Именно над этим трудились великие подвижники: ради того, чтобы себя забыть и быть всецело отданным ближнему и Богу; к этому они готовили себя суровым подвигом. Они работали над собой, над тем, чтобы отвергнуться себя, чтобы жить не для себя, а для мира. Перед тем как выйти к людям, нужен подвиг полного самоотречения через пост, через молитву. Когда одержана победа над плотью и плоть не мешает уже ни в чем, когда дух поставлен во главу, восторжествовал полностью, и человек уже свободен от самого себя, от эгоизма, самости, самоутверждения и всего того, что с этим связано, тогда он по благословению выходит и отдает себя людям, помогает им. Это подвиг старчества, подвиг настоящего подвижничества, подвиг пустынничества; и это — уподобление Богу в Его любви к людям, когда человек полностью предает себя на служение людям; мне кажется, и в этом должно быть богоподобие наше.

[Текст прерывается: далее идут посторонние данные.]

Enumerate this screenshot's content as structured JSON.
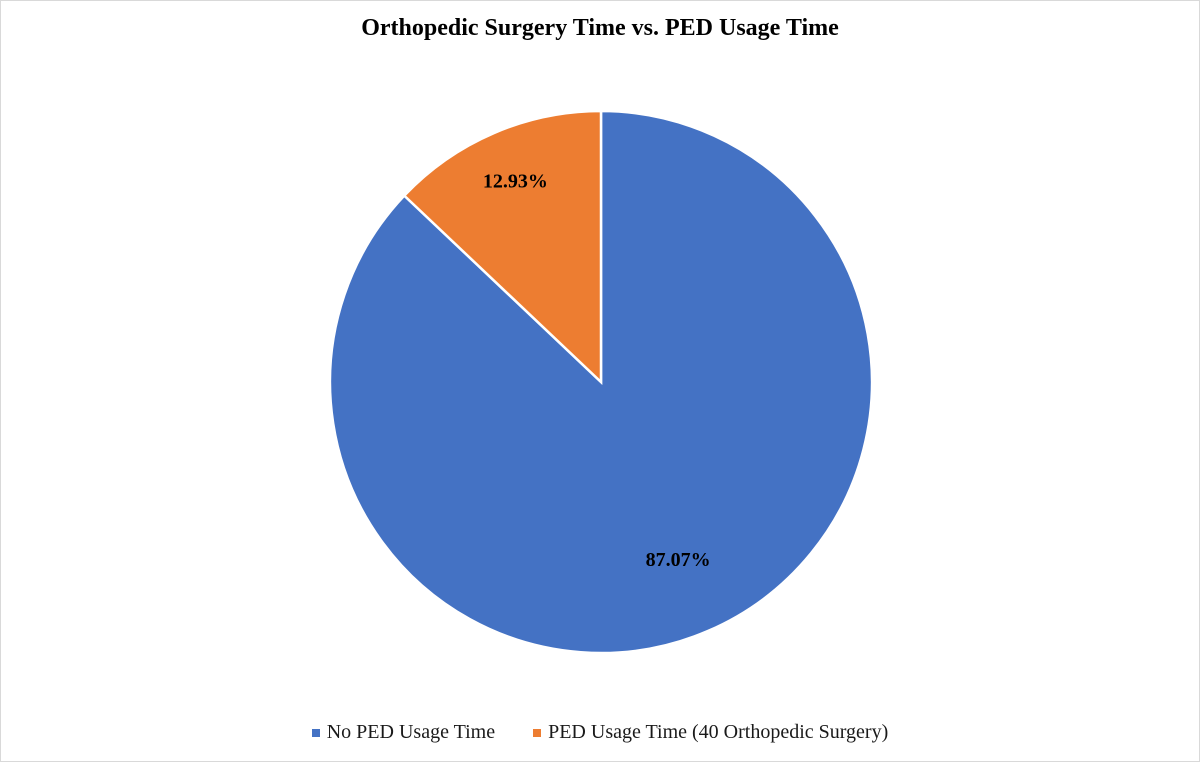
{
  "chart_data": {
    "type": "pie",
    "title": "Orthopedic Surgery Time vs. PED Usage Time",
    "slices": [
      {
        "name": "No PED Usage Time",
        "value": 87.07,
        "label": "87.07%",
        "color": "#4472C4"
      },
      {
        "name": "PED Usage Time (40 Orthopedic Surgery)",
        "value": 12.93,
        "label": "12.93%",
        "color": "#ED7D31"
      }
    ],
    "legend_position": "bottom"
  }
}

Так вот, образ Божий в нас — разум, свободная воля, творчество; но как мы употребляем эту данность, это уже зависит от нас. Потому что Самим Богом в нас как потенция, как зачаток заложены дары любви, общения с Богом в молитве, милосердие, чувство сострадания; и нам вменено в обязанность эти дары развивать и умножать. И именно к этому должна быть направлена человеческая свобода. Ведь человек может обратить свою свободу на себя, стать эгоистом: мне дана свобода, и я буду угождать себе; это путь отрицательный. Положительный путь — употреблять свободу по образу Христа Спасителя; самоотречение, отвержение себя в подражание Христу.

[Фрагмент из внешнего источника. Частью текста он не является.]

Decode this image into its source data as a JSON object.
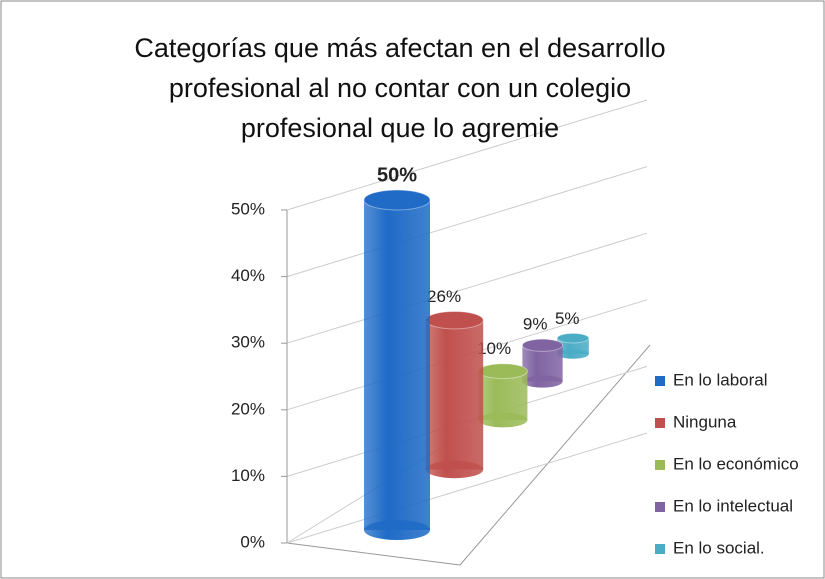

Часто люди не очень понимают, в чем же собственно состоит свобода и когда человек бывает действительно свободным.
А Христос нам сказал: Истина сделает вас свободными (Ин 8:32), именно Истина — то, что есть, реальность; и в другом месте Он сказал: Я есмь путь и истина и жизнь (Ин 14:6). И когда Христос стоял перед Пилатом, Он говорил: Кто от истины, слушает слова Моего (Ин 18:37). Но на вопрос Пилата: Что есть истина? (Ин 18:38), Христос ничего не ответил, потому что вопрос “что?” нельзя ставить; поэтому Христос промолчал. Истина — не “что”, а только Кто; Истина была перед ним.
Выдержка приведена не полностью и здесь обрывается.